To begin with, we all know about FAANG Stocks… which represents Facebook, Amazon, Apple, Netflix, Google. Infact, FAANG has now become FAANGM with addition of Microsoft in the league. These companies are global monopolies in their own domain. Besides them, there are many more companies which are worth considering for investment. Let me highlight some for you:
- Visa & Mastercard ….I don’t need to explain…they are the giants in electronic fund transfer
- Activision Blizzard: You must have heard about “Call of Duty” video game. This company is the owner of the game…..and I can tell you that video games have a bright future ahead.
- Samsung….again…no introduction required: …a very close second to Apple
- Adobe ….that provides Adobe Acrobat, Photoshop and Lightroom
- Tesla…Its debatable …but worth considering
- Zoom Video Communications…the company that helped all of us during lockdown to communicate with friends and clients…
Today, we are consumers of all these names ….and the list can go on for another 100-200 companies which are….. ruling the world. If we are consuming their products & services, shouldn’t we be exploring investments in them.
I think there is a big case to look beyond India, ….though this doesn’t undermine the opportunities available here.
Abhay : Aren’t these International investment more risky when compared to investing in domestic funds?
Sameer : I would say…initially..all unknowns look risky to us. It is our nature.. That’s why International equity also looks risky.
But, I think it is a myth that we all have been carrying for so long now. The world stocks are no more or less risky than Indian stocks. In fact, in many cases, they reduce the overall portfolio risk due to diversification.
Another very important factor to consider is that the global markets are largely decoupled.
Each economic zones have been performing in big divergence from the other. In 2019, US grew by 32%, China by 24%, and India by a small 8.50%. In 2017, China was # 1 with 42% growth, India was second with 29% and US was at 12%. In 2014, around Modi election, India was 25%, China was 7% and US was 14%
Abhay : What kind of options are available if I wish to invest? I haven’t heard of many !
Sameer : You will be surprised to know that there are 43 schemes available in India which can help you take exposure to international markets.
There are index funds, actively managed funds, funds that focus on Japan only, or US only, or Brazil, or China, besides global funds. There are funds for International Real Estate, Gold miners, Energy, Agri, Commodities, etc. There is no dearth of options.
Abhay : Most of the countries have GDP rate far lower than India. Don’t you think that these funds will deliver lesser return?
Sameer : This is another myth that needs to be busted. There is little correlation in a country’s GDP and the stock’s performance if the company is global in nature and is innovative in products and operate in monopoly or oligopoly environment.
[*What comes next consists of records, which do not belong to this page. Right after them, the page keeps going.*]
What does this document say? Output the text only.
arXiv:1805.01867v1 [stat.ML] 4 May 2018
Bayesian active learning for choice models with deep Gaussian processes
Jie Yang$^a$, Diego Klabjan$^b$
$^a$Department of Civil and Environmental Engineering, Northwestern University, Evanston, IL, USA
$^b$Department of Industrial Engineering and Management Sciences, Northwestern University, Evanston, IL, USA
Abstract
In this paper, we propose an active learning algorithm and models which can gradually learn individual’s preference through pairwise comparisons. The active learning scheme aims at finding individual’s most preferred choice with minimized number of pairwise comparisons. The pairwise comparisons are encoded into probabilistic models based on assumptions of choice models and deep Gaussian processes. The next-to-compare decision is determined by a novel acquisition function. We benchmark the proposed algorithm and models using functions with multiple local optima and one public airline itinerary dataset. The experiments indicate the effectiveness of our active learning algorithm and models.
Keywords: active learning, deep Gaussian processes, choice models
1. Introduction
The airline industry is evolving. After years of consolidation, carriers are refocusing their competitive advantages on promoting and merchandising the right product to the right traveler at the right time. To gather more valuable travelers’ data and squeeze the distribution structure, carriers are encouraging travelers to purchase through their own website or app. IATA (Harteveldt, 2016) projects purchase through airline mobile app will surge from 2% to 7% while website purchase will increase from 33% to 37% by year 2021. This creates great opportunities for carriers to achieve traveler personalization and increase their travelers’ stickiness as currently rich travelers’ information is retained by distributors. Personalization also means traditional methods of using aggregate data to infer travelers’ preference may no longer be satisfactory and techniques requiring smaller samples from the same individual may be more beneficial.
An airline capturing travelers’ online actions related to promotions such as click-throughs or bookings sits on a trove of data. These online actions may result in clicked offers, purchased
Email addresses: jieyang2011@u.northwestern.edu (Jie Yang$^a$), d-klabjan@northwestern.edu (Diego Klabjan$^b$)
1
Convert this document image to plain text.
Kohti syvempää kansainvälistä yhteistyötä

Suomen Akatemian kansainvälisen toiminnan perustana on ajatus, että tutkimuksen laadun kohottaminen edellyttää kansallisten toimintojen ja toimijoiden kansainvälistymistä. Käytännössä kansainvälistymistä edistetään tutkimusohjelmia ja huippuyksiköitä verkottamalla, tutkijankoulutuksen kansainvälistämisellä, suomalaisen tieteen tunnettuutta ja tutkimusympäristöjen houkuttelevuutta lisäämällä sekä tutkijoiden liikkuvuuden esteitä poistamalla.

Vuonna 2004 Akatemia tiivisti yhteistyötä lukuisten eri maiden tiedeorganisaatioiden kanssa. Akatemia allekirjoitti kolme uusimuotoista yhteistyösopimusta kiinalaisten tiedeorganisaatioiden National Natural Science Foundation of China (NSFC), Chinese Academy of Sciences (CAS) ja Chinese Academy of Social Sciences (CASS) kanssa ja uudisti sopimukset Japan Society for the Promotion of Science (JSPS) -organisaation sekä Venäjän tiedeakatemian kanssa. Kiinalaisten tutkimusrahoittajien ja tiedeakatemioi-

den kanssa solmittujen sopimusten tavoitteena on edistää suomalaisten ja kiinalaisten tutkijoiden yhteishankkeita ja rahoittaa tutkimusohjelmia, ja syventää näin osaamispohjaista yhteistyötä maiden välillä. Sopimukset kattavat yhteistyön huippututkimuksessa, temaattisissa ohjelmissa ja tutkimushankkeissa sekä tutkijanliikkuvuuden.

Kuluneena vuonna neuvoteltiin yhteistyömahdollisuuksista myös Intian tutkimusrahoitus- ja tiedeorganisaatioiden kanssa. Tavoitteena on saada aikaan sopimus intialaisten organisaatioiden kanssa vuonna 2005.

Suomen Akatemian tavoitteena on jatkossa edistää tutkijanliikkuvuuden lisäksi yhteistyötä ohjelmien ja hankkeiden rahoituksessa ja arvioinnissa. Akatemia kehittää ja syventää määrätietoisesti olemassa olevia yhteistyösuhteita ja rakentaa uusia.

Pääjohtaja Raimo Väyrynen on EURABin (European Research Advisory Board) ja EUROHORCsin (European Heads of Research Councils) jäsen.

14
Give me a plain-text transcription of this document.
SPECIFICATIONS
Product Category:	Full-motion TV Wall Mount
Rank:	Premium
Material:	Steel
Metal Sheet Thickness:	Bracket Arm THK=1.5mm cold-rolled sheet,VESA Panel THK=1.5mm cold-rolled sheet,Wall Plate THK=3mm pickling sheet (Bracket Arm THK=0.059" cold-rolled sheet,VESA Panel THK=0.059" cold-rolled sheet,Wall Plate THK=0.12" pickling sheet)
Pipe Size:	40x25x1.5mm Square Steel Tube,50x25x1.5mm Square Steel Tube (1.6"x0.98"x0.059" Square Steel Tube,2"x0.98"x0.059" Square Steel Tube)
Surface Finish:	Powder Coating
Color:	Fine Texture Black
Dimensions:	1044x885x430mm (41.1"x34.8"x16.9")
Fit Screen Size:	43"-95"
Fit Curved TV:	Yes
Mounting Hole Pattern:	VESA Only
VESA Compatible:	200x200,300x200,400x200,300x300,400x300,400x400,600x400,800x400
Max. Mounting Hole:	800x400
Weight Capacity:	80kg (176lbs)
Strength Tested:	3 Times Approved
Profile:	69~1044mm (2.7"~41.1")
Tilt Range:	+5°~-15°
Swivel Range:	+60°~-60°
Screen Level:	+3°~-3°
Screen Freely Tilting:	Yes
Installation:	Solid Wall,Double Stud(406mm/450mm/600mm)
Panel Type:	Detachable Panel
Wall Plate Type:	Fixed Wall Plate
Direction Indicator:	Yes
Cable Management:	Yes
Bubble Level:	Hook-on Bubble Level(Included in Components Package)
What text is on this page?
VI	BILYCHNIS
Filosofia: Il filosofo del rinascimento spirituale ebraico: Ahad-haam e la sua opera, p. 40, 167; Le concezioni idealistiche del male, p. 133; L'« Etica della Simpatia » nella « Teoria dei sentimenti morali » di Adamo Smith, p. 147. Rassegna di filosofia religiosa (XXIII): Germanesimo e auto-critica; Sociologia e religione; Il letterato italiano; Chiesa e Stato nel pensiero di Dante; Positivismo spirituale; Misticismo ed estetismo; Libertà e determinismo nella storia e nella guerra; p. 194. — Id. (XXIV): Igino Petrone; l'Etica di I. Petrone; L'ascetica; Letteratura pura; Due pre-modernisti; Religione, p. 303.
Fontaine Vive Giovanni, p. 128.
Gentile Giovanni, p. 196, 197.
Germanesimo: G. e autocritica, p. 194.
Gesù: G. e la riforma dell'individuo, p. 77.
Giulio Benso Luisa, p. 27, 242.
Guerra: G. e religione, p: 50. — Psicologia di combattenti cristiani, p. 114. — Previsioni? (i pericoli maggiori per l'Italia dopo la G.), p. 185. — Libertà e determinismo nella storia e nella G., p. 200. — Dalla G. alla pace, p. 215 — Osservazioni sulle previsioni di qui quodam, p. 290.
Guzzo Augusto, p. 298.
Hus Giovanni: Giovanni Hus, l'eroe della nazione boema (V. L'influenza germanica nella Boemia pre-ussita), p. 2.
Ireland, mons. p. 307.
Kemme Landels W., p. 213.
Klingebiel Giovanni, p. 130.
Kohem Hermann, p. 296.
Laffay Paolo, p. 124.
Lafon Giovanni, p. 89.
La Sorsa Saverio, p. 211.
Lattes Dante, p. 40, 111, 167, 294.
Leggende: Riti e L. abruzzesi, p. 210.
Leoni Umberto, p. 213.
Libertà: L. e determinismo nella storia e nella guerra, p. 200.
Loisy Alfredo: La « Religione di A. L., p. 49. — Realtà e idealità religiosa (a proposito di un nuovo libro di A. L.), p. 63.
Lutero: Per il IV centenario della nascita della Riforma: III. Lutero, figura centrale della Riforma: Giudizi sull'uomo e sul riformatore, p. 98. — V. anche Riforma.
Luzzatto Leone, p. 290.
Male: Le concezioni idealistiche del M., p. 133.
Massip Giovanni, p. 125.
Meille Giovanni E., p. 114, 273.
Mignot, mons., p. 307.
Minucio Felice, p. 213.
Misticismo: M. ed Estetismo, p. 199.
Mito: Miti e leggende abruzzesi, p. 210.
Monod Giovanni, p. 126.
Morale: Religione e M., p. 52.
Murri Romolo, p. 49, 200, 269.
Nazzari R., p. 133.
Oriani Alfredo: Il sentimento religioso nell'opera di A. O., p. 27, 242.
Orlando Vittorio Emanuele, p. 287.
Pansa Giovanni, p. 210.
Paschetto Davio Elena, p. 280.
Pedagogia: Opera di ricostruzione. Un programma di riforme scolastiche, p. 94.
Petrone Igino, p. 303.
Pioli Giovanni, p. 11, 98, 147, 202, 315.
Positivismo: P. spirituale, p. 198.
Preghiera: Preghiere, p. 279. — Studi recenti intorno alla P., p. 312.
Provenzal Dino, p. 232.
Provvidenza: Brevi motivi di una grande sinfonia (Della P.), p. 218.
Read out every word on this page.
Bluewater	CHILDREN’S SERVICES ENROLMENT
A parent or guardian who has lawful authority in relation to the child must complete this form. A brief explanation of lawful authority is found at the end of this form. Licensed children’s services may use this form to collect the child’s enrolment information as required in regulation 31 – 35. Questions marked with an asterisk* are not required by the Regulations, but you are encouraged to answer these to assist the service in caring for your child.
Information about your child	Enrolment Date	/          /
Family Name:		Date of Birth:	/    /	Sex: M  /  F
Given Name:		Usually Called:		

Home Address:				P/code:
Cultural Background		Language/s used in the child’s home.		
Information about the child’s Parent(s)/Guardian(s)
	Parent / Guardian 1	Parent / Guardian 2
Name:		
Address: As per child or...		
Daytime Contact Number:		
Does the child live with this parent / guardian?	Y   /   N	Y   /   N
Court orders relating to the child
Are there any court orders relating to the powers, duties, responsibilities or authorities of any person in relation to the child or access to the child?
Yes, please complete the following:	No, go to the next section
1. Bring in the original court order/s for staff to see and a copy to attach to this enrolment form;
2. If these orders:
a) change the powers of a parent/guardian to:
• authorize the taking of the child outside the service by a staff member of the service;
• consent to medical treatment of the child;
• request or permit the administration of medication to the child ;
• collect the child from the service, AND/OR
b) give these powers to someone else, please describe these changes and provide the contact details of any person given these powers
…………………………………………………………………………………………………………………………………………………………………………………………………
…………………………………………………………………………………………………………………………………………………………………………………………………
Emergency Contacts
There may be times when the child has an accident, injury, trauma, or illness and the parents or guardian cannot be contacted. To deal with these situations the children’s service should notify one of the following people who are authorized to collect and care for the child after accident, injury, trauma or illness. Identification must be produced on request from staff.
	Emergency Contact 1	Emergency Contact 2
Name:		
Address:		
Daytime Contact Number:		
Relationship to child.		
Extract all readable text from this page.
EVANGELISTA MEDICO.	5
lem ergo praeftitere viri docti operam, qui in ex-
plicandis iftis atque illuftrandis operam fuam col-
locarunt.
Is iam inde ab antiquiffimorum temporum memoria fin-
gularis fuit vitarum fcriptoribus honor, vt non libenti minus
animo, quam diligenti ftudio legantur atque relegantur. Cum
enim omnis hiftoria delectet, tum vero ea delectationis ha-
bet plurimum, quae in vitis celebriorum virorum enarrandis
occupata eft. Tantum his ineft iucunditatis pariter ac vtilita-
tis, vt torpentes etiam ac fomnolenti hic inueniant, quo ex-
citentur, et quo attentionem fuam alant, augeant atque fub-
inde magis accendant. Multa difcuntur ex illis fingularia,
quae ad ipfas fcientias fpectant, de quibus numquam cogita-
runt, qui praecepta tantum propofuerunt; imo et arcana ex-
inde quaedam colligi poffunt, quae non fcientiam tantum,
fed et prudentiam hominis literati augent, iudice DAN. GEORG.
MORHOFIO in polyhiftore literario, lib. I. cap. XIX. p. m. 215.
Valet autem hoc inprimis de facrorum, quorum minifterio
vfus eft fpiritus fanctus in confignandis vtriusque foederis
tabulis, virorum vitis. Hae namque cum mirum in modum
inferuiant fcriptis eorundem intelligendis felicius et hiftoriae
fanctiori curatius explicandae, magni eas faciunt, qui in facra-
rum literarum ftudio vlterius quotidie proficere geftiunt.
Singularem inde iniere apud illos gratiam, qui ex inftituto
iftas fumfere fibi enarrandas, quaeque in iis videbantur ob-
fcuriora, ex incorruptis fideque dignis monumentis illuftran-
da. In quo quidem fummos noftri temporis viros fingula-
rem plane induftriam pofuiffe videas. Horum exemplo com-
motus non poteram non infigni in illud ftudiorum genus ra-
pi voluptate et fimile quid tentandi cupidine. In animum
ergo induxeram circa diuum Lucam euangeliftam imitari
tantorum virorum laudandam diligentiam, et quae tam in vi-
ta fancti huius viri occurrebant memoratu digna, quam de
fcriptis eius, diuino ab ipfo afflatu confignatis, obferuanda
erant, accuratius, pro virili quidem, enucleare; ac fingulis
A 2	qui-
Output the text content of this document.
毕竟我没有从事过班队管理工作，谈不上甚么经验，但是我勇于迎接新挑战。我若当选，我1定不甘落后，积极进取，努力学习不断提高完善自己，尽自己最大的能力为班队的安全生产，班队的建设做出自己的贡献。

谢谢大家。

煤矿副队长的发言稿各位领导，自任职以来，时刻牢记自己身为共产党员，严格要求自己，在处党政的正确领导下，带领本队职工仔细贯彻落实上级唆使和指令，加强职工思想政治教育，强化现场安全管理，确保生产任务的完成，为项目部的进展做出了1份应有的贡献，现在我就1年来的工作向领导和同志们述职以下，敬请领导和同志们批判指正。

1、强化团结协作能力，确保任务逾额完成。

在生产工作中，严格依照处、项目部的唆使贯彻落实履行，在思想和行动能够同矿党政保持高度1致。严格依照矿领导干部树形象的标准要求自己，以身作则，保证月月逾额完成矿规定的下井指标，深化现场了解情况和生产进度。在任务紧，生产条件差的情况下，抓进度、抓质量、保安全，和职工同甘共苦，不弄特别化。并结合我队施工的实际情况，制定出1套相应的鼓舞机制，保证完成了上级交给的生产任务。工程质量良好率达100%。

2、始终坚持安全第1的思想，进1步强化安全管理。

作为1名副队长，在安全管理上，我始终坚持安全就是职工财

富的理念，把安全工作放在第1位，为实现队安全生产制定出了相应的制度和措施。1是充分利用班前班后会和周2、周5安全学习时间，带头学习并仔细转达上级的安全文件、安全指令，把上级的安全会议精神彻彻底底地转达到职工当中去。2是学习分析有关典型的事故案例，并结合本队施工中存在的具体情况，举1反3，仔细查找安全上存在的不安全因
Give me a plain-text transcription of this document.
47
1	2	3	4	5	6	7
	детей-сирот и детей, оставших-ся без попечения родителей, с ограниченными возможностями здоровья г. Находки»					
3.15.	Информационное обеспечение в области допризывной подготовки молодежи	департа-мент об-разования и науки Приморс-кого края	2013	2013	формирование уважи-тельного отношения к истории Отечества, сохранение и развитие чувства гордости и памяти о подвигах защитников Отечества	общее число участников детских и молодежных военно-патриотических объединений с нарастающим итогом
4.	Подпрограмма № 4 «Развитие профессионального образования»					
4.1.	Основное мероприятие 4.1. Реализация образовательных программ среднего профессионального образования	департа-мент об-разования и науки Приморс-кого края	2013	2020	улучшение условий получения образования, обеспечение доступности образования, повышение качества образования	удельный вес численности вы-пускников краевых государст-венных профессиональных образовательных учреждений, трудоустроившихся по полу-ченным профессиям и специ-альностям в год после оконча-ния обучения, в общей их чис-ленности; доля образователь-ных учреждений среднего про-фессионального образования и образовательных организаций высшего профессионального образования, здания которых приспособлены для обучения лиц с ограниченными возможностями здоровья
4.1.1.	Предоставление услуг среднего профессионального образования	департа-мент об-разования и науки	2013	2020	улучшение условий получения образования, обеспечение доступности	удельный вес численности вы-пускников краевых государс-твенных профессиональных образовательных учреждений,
Let me give you three examples here of last 12 months:
- Greater China (economic zone) has almost identical GDP growth rate like India. But the stock market performance over last 12 months has been 48.86% (absolute). This was despite that Corona virus originated in China.
- World Gold Stocks Fund has delivered a 47% (absolute) performance over last 12 months. These companies are listed in US, Canada and South Africa. Their GDP rates is lower than India.
- NASDAQ 100 index has delivered 43% over last 12 months. These companies operate worldwide having revenue generation from across the world.
There may be….. some overvaluation in some pockets,….. but fundamentals are good in these domains.
Abhay : I don’t have big chunks of money to invest. Can I still invest in International Funds?
Sameer : No big chunks are needed. You can invest the same way as you invest in any of Indian funds. It can be as measly as Rs 5000/-.
Abhay : What about taxation? Are they taxed differently than domestic oriented funds?
Sameer : Their taxation depends upon what composition of their portfolio is built up of international stocks. If a particular scheme has only 30% international stocks, then it shall be taxed like Indian equity scheme….which is most tax efficient.
On other hand, a scheme with 100% exposure in international stocks shall be taxed like Debt schemes….which also is not bad if you have 3 years plus horizon of investment.